Michael Coumas wrote:rulla please, I'm shocked. As a 57 year old man who aims to grow old disgracefully, live long enough to be a nuisance to my children but die young enough just to have one over on the insurance company and who is constantly chastised for acting my shoe size not my age I must beg you not to fly off the handle. I am convinced you have self respect, dignity, charm and charisma in abundance; all we need to do now is match you up. Now I do have a good friend and colleague who is a two and a half ringer (Lt Commander) from a wealthy family and I know a lovely man, Surgeon Rear Admiral no less, (so you get pretty red stripes between the Gold braid) Very knowledgeable in Hyperbaric Medicine.
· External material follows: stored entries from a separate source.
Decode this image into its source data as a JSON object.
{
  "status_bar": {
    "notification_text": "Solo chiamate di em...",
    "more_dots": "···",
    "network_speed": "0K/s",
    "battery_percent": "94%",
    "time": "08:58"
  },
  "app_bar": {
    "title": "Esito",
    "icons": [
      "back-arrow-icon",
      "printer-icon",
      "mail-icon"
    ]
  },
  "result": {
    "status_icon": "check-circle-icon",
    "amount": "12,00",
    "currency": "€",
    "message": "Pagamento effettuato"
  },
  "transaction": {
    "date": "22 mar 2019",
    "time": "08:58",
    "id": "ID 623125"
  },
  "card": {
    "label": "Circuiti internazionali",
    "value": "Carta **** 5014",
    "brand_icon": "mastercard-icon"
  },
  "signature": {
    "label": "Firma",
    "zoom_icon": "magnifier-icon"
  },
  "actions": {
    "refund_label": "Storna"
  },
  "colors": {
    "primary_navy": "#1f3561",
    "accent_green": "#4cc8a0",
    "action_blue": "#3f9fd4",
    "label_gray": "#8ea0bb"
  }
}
Only problem there is if you get sick you will have to jump into the sea or at least a puddle for him to be any good to you, could prove to be self defeating that one so we are back to a lowly two and a half ringer but with a decent family pile in Wiltshire. Of course we could send 2 or 300 ratings out to the lottery points in Portsmouth to each buy a ticket and hope for the best. ............
Whatever your fortune I wish you success in your quest and happiness to follow.
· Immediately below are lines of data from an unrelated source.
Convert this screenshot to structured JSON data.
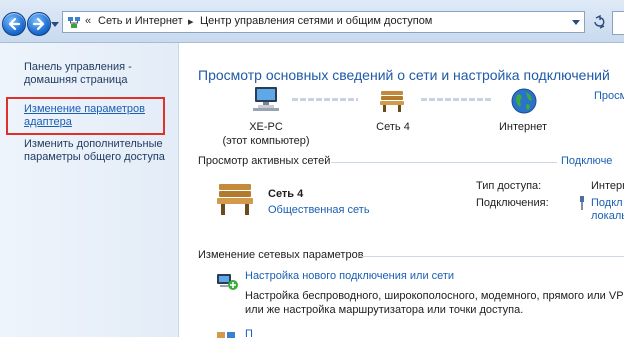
{
  "address_bar": {
    "prefix": "«",
    "crumbs": [
      "Сеть и Интернет",
      "Центр управления сетями и общим доступом"
    ],
    "separator": "▸"
  },
  "left_panel": {
    "home_line1": "Панель управления -",
    "home_line2": "домашняя страница",
    "adapter_line1": "Изменение параметров",
    "adapter_line2": "адаптера",
    "sharing_line1": "Изменить дополнительные",
    "sharing_line2": "параметры общего доступа"
  },
  "main": {
    "title": "Просмотр основных сведений о сети и настройка подключений",
    "title_link": "Просм",
    "network_map": {
      "computer_name": "XE-PC",
      "computer_sub": "(этот компьютер)",
      "network_name": "Сеть  4",
      "internet": "Интернет"
    },
    "active_networks_header": "Просмотр активных сетей",
    "active_networks_link": "Подключе",
    "active_network": {
      "name": "Сеть  4",
      "type": "Общественная сеть",
      "access_label": "Тип доступа:",
      "access_value": "Интерн",
      "connections_label": "Подключения:",
      "connections_value_line1": "Подкл",
      "connections_value_line2": "локаль"
    },
    "change_settings_header": "Изменение сетевых параметров",
    "task1": {
      "title": "Настройка нового подключения или сети",
      "desc_line1": "Настройка беспроводного, широкополосного, модемного, прямого или VPN",
      "desc_line2": "или же настройка маршрутизатора или точки доступа."
    },
    "task2_title": "П"
  }
}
Please don’t hold my frivolity against me; I was only being light hearted. God bless.
Michael Coumas wrote:Sorry boys, a Two and a half ringer is a Lieutenant Commander (Naval Rank) and Surgeon Rear Admiral is again a naval rank of Rear Admiral who is also a Surgeon, identified by the red stripe between the Gold braid worn on the cuff. Nothing dodgy, all legit, legal and above board
As for wedding, we have got to find a wealthy match first but don’t let that stop you rustling up the food. I am certain Mr cannedmoose, myself and others; not least our lovely rulla would love some.
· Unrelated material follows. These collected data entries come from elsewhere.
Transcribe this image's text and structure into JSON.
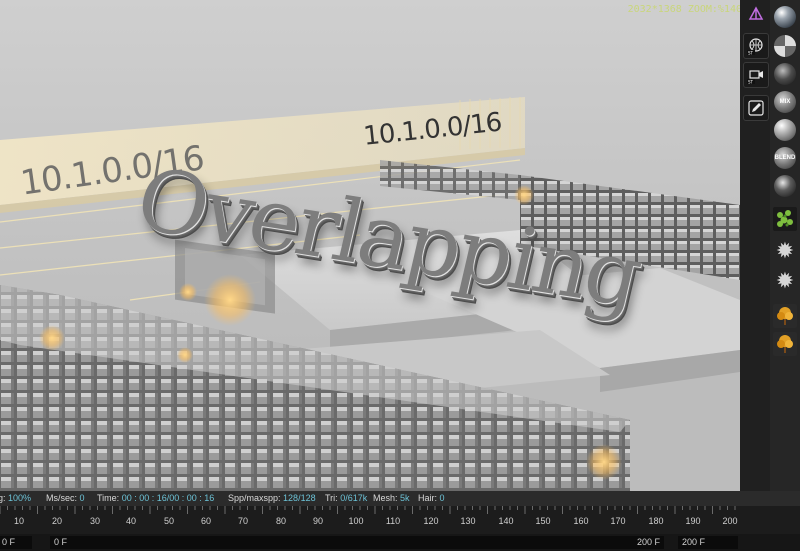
{
  "viewport": {
    "title_3d": "Overlapping",
    "ip_left": "10.1.0.0/16",
    "ip_right": "10.1.0.0/16",
    "resolution_readout": "2032*1368 ZOOM:%140"
  },
  "toolbar": {
    "left_buttons": [
      "node-network-icon",
      "render-settings-icon",
      "camera-settings-icon",
      "edit-icon"
    ],
    "material_buttons": [
      {
        "icon": "glossy-sphere-icon",
        "label": ""
      },
      {
        "icon": "checker-sphere-icon",
        "label": ""
      },
      {
        "icon": "dark-sphere-icon",
        "label": ""
      },
      {
        "icon": "mix-sphere-icon",
        "label": "MIX"
      },
      {
        "icon": "metallic-sphere-icon",
        "label": ""
      },
      {
        "icon": "blend-sphere-icon",
        "label": "BLEND"
      },
      {
        "icon": "toon-sphere-icon",
        "label": ""
      },
      {
        "icon": "scatter-icon",
        "label": ""
      },
      {
        "icon": "gear-icon",
        "label": ""
      },
      {
        "icon": "gear-icon",
        "label": ""
      },
      {
        "icon": "tree-icon",
        "label": ""
      },
      {
        "icon": "tree-icon",
        "label": ""
      }
    ]
  },
  "status": {
    "progress_label": "g:",
    "progress_value": "100%",
    "ms_label": "Ms/sec:",
    "ms_value": "0",
    "time_label": "Time:",
    "time_value": "00 : 00 : 16/00 : 00 : 16",
    "spp_label": "Spp/maxspp:",
    "spp_value": "128/128",
    "tri_label": "Tri:",
    "tri_value": "0/617k",
    "mesh_label": "Mesh:",
    "mesh_value": "5k",
    "hair_label": "Hair:",
    "hair_value": "0"
  },
  "timeline": {
    "ticks": [
      "10",
      "20",
      "30",
      "40",
      "50",
      "60",
      "70",
      "80",
      "90",
      "100",
      "110",
      "120",
      "130",
      "140",
      "150",
      "160",
      "170",
      "180",
      "190",
      "200"
    ],
    "start_field": "0 F",
    "start_value": "0 F",
    "end_value": "200 F",
    "end_field": "200 F"
  }
}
cannedmoose wrote:Michael Coumas wrote:Sorry boys, a Two and a half ringer is a Lieutenant Commander (Naval Rank) and Surgeon Rear Admiral is again a naval rank of Rear Admiral who is also a Surgeon, identified by the red stripe between the Gold braid worn on the cuff. Nothing dodgy, all legit, legal and above board
As for wedding, we have got to find a wealthy match first but don’t let that stop you rustling up the food. I am certain Mr cannedmoose, myself and others; not least our lovely rulla would love some.
I'd kill for some souvlakia right now...
rulla wrote:Well ex pat im bloody 53 years old who cares about respect and dignity you cant use it or eat it?ive had respect and dignity all my life and where has it got me NOWHERE.